VCU Grad Brings Cultural Crawl Home

Cultural Crawl organizers encourage participants to wear traditional clothing if they wish. Photo courtesy of Adanna Mbugo

Despite Richmond being one of the smallest cities in the lineup, attendance at last year’s Cultural Crawl — a people-of-color-centered bar crawl —  rivaled that of other destinations like New York and Los Angeles.

Adanna Mbugo — a VCU graduate who founded the crawl — expects a similar crowd of about 500 or 600 people at this year’s event, to be held in Carytown on Aug. 25. Participants will receive a map of destinations, including Burger Bach, Garden Grove Brewing and Urban Winery, Greek on Cary, The Broken Tulip and Weezies Kitchen. Each destination will offer drink specials $5 and under, and food specials $10 and under.

At its root, Mbugo says, the crawl is designed to support local artists. The map given to participants will denote Carytown’s murals, and a portion of ticket sales will go to The CC Collective, the crawl’s organization dedicated to creating cultural change through art.
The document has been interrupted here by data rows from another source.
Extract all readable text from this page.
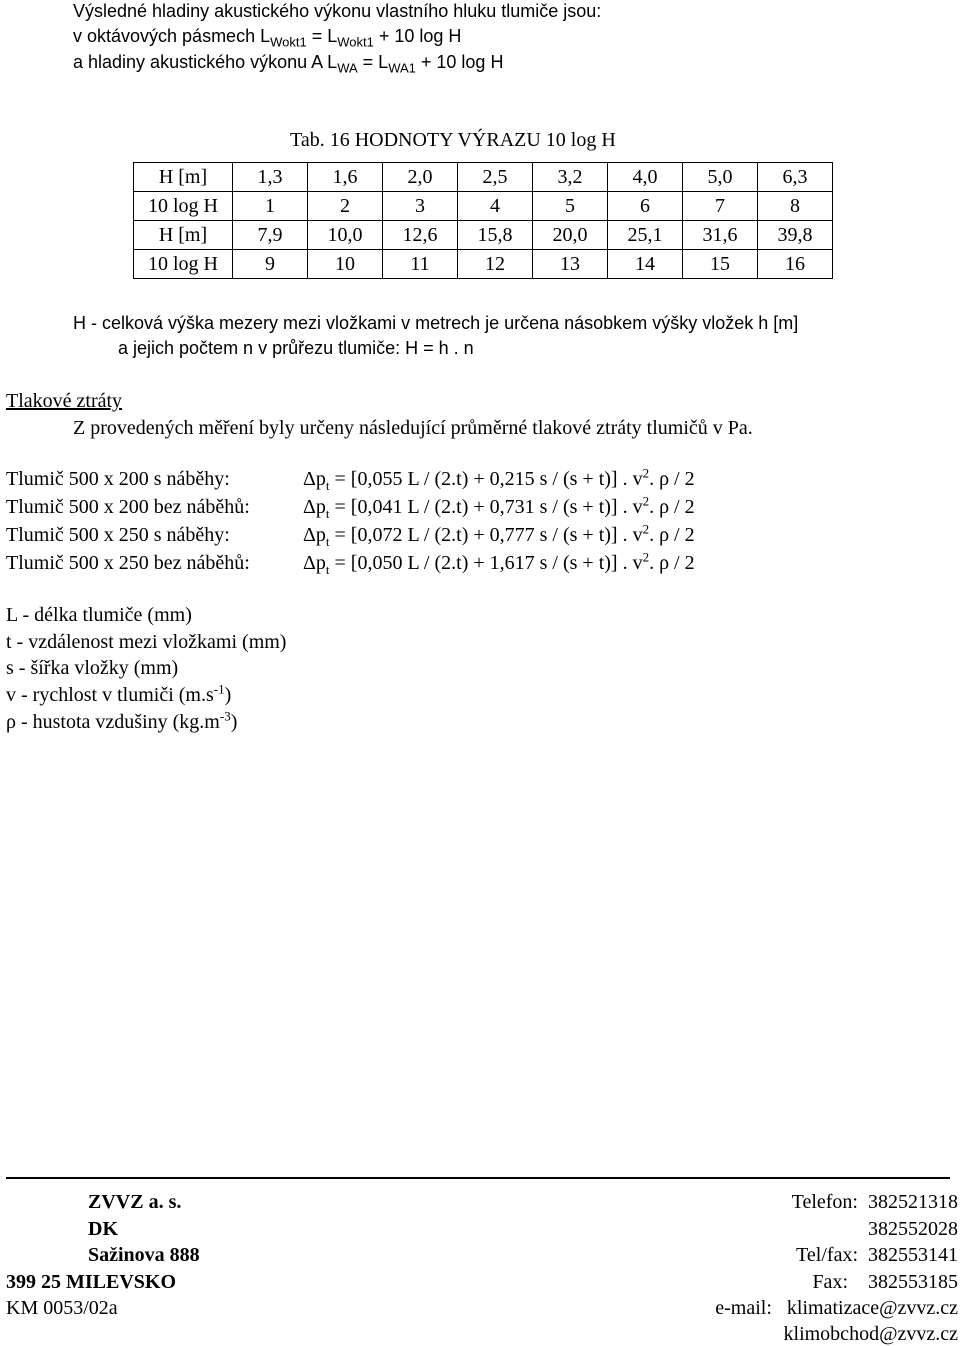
Výsledné hladiny akustického výkonu vlastního hluku tlumiče jsou:
v oktávových pásmech $L_{Wokt1} = L_{Wokt1} + 10$ log H
a hladiny akustického výkonu A $L_{WA} = L_{WA1} + 10$ log H
Tab. 16 HODNOTY VÝRAZU 10 log H
H [m]	1,3	1,6	2,0	2,5	3,2	4,0	5,0	6,3
10 log H	1	2	3	4	5	6	7	8
H [m]	7,9	10,0	12,6	15,8	20,0	25,1	31,6	39,8
10 log H	9	10	11	12	13	14	15	16
H - celková výška mezery mezi vložkami v metrech je určena násobkem výšky vložek h [m]
a jejich počtem n v průřezu tlumiče: H = h . n
Tlakové ztráty
Z provedených měření byly určeny následující průměrné tlakové ztráty tlumičů v Pa.
Tlumič 500 x 200 s náběhy:	$\Delta p_t = [0,055$ L / (2.t) + 0,215 s / (s + t)] . $v^2$. ρ / 2
Tlumič 500 x 200 bez náběhů:	$\Delta p_t = [0,041$ L / (2.t) + 0,731 s / (s + t)] . $v^2$. ρ / 2
Tlumič 500 x 250 s náběhy:	$\Delta p_t = [0,072$ L / (2.t) + 0,777 s / (s + t)] . $v^2$. ρ / 2
Tlumič 500 x 250 bez náběhů:	$\Delta p_t = [0,050$ L / (2.t) + 1,617 s / (s + t)] . $v^2$. ρ / 2
L - délka tlumiče (mm)
t - vzdálenost mezi vložkami (mm)
s - šířka vložky (mm)
v - rychlost v tlumiči $(m.s^{-1})$
ρ - hustota vzdušiny $(kg.m^{-3})$
ZVVZ a. s.
DK
Sažinova 888
399 25 MILEVSKO
KM 0053/02a
Telefon: 382521318
382552028
Tel/fax: 382553141
Fax: 382553185
e-mail: klimatizace@zvvz.cz
klimobchod@zvvz.cz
“I know a lot of the times — especially being an artist of color — it’s hard to get support, even if it’s from another artist,” Mbugo said.

The Cultural Crawl isn’t White-dominated like some other art events in Richmond, Mbugo says. While they don’t turn anyone away, they don’t hide the fact that the event is geared toward people of color. Mbugo advises planners of similar events not to be afraid to “speak up or speak out about what it is that you’re trying to do.”

“We wanted to create something, being of color, that enticed people to get up and try some new things, see some new art,” Mbugo said. “Stuff that we walk past every day and just don’t notice.”

After founding the Cultural Crawl with two friends, Mbugo selected Richmond as one of the destinations, given her knowledge of the area.

“I remembered Richmond has a lot of nice dive bars or small little local bars and restaurants that people don’t know about,” Mbugo said. “And I also remembered a lot of the time there being a dire need to find something to do.”

Mbugo said those who manage to attend all of the crawl’s destinations are usually organized, crossing off each bar or restaurant on a list and documenting the experience on social media. But almost everyone makes an effort to reach every stop before the event ends at 10 p.m.

The crawl is self-guided, meaning participants have the freedom of choosing their destinations without a set schedule.

“We like people to take their time and go where they want to go,” Mbugo said. “We don’t want to make someone do or try something that they wouldn’t want to.”

 

Cultural Crawl check-in is from 2 p.m. to 6 p.m. at Burger Bach at 3426 W Cary St. The event spans from 2 p.m. to 10 p.m. Early bird tickets are $15. The event is open to ages 21 and up.